/glesys-dnshook

GleSYS hook for dehydrated

Primary LanguagePythonMIT LicenseMIT

GleSYS hook for dehydrated

This is a hook for the Let's Encrypt ACME client dehydrated (previously known as letsencrypt.sh) that allows you to use GleSYS DNS records to respond to dns-01 challenges.

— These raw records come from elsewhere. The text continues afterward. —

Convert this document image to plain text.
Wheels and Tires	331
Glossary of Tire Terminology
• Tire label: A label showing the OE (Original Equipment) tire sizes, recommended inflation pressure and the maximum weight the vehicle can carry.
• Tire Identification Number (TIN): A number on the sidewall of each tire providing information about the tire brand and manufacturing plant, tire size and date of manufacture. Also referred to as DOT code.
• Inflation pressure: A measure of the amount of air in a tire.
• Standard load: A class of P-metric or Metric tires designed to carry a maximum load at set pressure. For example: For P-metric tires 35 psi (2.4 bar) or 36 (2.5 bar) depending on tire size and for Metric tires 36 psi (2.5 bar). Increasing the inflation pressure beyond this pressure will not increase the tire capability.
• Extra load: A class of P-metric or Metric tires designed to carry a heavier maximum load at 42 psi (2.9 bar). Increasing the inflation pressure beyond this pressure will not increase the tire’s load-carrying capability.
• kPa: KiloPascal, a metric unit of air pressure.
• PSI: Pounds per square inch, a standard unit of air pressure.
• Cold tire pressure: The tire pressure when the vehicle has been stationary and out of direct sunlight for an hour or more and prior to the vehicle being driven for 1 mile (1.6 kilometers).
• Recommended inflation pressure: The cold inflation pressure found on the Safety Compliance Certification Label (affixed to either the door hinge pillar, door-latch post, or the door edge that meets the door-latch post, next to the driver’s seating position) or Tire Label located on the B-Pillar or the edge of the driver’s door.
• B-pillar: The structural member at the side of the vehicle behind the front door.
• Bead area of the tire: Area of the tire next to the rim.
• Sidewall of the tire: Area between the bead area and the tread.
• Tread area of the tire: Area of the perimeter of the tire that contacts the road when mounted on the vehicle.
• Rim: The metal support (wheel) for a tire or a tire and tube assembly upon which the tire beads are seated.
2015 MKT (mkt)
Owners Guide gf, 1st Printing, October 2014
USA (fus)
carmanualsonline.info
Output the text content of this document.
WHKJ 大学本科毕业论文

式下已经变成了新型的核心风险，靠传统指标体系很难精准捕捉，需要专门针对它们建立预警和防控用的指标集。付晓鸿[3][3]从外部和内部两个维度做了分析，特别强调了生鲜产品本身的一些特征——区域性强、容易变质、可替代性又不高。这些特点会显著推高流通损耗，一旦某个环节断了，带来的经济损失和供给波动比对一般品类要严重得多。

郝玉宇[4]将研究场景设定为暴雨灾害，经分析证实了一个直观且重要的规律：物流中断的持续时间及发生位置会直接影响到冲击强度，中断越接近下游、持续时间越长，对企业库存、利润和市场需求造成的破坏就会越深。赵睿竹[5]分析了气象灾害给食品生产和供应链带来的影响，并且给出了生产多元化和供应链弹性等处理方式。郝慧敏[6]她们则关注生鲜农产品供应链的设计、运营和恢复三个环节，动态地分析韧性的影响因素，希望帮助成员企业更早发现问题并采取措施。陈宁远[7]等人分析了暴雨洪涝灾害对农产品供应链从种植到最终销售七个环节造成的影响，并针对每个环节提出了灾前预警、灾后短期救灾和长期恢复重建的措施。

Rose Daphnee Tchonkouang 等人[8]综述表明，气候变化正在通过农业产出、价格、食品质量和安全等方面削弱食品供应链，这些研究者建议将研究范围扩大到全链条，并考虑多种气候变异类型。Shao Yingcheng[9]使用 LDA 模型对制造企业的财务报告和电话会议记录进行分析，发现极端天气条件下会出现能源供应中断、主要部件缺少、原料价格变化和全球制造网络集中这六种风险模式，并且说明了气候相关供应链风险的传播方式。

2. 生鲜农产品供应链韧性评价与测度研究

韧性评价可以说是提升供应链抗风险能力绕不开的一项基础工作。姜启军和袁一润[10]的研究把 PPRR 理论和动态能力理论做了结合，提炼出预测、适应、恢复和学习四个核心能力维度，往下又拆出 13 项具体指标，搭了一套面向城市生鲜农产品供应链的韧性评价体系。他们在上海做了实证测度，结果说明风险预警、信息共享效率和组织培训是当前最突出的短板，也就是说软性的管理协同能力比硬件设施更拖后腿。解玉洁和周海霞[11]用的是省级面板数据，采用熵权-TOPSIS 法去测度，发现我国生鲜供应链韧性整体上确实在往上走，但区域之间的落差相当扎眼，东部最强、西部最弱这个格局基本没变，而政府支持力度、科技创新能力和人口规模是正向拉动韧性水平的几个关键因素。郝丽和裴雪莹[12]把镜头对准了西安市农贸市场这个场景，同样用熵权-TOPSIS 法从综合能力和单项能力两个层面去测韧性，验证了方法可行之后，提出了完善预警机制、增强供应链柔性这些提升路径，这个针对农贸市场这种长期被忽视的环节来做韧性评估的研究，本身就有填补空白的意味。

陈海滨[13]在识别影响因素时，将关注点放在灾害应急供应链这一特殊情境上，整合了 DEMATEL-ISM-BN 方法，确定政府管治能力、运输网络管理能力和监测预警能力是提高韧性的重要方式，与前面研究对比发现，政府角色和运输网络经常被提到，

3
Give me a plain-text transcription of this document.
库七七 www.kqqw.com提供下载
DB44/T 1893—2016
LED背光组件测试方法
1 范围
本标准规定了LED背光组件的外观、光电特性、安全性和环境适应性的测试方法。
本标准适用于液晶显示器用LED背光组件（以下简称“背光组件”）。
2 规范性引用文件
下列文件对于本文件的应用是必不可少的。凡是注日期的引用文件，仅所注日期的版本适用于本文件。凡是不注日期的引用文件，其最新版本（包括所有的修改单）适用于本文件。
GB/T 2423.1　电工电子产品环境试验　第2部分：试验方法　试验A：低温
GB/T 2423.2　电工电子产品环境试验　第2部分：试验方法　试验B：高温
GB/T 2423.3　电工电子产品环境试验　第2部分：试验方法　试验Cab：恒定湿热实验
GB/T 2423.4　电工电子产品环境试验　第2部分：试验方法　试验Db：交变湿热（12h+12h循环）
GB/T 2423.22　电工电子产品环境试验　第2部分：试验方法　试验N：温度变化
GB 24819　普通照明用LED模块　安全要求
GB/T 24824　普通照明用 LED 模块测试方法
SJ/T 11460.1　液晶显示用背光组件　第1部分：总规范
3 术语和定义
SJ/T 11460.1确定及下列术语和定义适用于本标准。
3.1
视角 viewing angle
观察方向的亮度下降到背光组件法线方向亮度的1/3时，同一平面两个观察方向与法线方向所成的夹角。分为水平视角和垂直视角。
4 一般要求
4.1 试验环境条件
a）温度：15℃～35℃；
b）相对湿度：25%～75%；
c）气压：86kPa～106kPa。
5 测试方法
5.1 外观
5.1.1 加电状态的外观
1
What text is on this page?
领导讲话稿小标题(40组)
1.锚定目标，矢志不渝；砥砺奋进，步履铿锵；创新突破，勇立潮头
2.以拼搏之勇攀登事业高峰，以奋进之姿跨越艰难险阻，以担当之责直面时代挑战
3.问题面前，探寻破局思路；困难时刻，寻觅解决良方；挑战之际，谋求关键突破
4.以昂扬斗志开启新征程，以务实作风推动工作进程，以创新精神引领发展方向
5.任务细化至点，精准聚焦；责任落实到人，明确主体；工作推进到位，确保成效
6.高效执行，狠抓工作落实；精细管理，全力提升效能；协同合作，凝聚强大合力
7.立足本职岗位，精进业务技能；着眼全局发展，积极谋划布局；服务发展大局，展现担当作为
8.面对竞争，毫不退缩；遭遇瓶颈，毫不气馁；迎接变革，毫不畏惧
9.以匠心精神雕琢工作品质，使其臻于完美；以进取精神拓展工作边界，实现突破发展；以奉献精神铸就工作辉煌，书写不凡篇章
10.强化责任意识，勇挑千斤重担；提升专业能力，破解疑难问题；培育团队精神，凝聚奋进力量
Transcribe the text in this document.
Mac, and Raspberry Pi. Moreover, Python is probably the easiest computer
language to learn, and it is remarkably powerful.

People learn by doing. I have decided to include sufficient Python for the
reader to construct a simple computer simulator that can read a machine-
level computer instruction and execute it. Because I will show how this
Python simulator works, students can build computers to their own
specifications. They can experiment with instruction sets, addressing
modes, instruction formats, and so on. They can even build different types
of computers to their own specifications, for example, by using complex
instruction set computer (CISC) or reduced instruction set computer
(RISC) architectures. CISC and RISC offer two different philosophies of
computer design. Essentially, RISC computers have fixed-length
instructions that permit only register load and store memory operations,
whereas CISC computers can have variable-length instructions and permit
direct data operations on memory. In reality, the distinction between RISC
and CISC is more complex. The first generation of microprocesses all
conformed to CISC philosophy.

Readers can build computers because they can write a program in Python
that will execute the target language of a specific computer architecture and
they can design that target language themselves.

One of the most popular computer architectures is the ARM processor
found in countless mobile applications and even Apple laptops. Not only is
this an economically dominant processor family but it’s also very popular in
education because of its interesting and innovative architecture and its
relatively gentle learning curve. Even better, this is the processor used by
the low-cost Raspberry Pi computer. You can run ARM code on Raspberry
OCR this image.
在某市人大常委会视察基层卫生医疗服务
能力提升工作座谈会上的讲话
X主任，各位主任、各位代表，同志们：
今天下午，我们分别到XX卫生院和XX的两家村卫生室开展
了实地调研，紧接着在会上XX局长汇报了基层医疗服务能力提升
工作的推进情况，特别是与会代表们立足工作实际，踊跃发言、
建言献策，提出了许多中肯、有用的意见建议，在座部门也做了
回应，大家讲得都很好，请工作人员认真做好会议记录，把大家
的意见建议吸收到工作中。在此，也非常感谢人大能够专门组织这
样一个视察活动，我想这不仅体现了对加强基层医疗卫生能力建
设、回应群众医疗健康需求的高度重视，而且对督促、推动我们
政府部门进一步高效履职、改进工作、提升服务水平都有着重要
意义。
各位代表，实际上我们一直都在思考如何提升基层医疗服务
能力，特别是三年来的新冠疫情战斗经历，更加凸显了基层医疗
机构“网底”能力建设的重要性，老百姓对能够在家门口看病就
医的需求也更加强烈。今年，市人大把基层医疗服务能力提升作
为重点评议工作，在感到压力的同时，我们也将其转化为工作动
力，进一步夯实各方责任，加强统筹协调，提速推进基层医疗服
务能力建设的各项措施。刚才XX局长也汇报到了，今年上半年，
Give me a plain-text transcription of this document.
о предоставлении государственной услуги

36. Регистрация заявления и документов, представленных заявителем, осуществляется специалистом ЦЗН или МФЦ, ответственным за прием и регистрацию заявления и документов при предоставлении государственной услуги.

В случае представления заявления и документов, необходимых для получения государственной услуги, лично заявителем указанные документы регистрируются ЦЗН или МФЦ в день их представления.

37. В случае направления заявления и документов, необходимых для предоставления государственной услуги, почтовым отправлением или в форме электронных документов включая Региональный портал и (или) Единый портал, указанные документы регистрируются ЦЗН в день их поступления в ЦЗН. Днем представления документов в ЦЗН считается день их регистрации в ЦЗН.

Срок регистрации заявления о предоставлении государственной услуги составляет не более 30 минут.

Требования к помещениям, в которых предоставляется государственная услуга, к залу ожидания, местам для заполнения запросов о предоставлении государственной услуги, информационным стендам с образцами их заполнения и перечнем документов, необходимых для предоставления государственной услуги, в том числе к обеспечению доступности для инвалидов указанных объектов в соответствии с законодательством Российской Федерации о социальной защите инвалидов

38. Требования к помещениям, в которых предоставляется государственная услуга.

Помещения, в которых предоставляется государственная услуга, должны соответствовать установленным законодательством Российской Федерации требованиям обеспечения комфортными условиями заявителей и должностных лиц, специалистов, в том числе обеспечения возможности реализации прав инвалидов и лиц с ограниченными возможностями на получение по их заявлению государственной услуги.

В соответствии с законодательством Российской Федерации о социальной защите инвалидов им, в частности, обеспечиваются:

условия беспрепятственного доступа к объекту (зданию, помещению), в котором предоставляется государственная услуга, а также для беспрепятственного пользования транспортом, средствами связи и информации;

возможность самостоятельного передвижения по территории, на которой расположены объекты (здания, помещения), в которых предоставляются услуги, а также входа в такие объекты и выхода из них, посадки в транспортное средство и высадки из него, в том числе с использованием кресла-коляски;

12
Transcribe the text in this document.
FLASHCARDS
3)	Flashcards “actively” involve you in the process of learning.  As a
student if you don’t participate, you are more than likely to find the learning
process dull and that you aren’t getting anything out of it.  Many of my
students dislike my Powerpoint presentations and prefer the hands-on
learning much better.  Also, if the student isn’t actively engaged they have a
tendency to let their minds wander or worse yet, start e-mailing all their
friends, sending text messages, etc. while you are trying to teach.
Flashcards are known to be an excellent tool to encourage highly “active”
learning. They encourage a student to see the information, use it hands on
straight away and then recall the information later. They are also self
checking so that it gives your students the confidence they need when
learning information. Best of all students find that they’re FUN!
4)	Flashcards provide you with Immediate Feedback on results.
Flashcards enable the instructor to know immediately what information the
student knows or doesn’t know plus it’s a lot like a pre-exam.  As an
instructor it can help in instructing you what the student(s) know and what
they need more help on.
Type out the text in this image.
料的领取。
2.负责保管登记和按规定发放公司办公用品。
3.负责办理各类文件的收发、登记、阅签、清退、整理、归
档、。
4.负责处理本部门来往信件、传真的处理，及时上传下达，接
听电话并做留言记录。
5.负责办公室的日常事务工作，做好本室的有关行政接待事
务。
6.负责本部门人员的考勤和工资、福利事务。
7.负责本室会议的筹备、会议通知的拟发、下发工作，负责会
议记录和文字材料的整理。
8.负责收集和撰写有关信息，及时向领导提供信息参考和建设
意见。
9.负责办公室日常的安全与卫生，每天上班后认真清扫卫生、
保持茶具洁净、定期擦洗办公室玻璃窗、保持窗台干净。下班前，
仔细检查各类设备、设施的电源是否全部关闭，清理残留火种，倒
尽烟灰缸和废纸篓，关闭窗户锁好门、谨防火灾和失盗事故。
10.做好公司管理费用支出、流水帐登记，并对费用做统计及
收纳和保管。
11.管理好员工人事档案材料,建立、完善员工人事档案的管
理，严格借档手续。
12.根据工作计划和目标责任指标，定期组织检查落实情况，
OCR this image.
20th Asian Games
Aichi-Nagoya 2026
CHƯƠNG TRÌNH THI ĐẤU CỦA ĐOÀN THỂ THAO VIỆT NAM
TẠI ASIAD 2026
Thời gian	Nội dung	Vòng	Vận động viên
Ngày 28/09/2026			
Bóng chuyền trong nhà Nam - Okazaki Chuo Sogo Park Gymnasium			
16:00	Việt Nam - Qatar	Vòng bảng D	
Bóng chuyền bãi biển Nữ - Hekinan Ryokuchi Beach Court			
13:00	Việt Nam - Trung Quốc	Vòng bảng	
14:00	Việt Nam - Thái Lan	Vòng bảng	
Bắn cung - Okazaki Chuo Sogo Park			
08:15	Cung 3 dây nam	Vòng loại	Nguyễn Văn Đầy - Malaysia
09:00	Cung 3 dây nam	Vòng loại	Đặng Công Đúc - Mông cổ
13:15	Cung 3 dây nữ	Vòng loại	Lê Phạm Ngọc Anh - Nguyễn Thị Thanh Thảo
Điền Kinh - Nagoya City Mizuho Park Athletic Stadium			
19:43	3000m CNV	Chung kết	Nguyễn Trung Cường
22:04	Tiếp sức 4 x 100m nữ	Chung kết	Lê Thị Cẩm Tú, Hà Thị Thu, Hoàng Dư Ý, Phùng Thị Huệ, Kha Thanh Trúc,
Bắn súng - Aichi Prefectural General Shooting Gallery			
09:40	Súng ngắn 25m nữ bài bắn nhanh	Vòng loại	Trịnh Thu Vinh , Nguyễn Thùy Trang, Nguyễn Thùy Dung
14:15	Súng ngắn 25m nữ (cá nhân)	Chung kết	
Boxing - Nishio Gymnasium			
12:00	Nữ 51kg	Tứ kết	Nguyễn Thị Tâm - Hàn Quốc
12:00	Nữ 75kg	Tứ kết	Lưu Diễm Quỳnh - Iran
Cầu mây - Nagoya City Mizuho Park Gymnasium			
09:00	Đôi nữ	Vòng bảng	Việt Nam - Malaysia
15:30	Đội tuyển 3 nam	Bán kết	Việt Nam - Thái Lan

The hook requires Python 3.x, a GleSYS account and an API key.

Installation

$ git clone https://github.com/lukas2511/dehydrated
$ cd dehydrated
$ mkdir hooks
$ git clone https://github.com/blastur/glesys-dnshook.git hooks/glesys

Ensure that the dig tool is installed and in your PATH. It's used by the hook to verify DNS propagation. If you're using a Debian/Ubuntu-based system, you can get Dig through the dnsutils package:

    $ apt-get install dnsutils

Configuration

Your account's GleSYS account name and API key are expected to be in the environment, so make sure to:

    $ export GLESYS_USER='CL12345'
    $ export GLESYS_KEY='AvMCkh0Ykeifz10qQri5IoF442mnW65GBRj69t4A'

You can obtain an API key by logging onto the GleSYS customer portal at https://customer.glesys.com/.

Usage

Refer to the dehydrated README for information on how setup it up. For the impatient:

    $ ./dehydrated --register

Read and accept the terms, as the output suggest.

Once setup, you can sign/renew a certificate like so:

    ./dehydrated -c -t dns-01 -k hooks/glesys/hook.py --domain mycooldomain.se

(mycooldomain.se must obviously be managed by GleSYS)

You can simplify the call to dehydrated by creating a config and domains.txt file. See the dehyrated docs/ for more information. The dehyrated config is also a good place to store hook config, as it is sourced automatically. For example:

    echo "export GLESYS_USER=user@example.com" >> config
    echo "export GLESYS_KEY=AvMCkh0Ykeifz10qQri5IoF442mnW65GBRj69t4A" >> config

Advanced configuration

By default, Glesys DNS serves (ns1.namesystem.se) are used to verify DNS propagation. This is the same servers used by LetsEncrypt to verify the challenge. If you still wish to change the verification DNS, you may set the GLESYS_DNS_SERVER environment variable:

$ export GLESYS_DNS_SERVER='1.2.3.4'

It'll wait for 300 seconds for the record to propagate. You can override the timeout via the GLESYS_PROPAGATION_TIMEOUT environment variable (specified in seconds):

$ export GLESYS_PROPAGATION_TIMEOUT=500

If you want more information about what is going on while the hook is running:

$ export GLESYS_HOOK_DEBUG='1'

Like the basic configuration (GLESYS_USER and GLESYS_KEY), you can put these into the dehydrated config to automatically set them up when dehydrated run.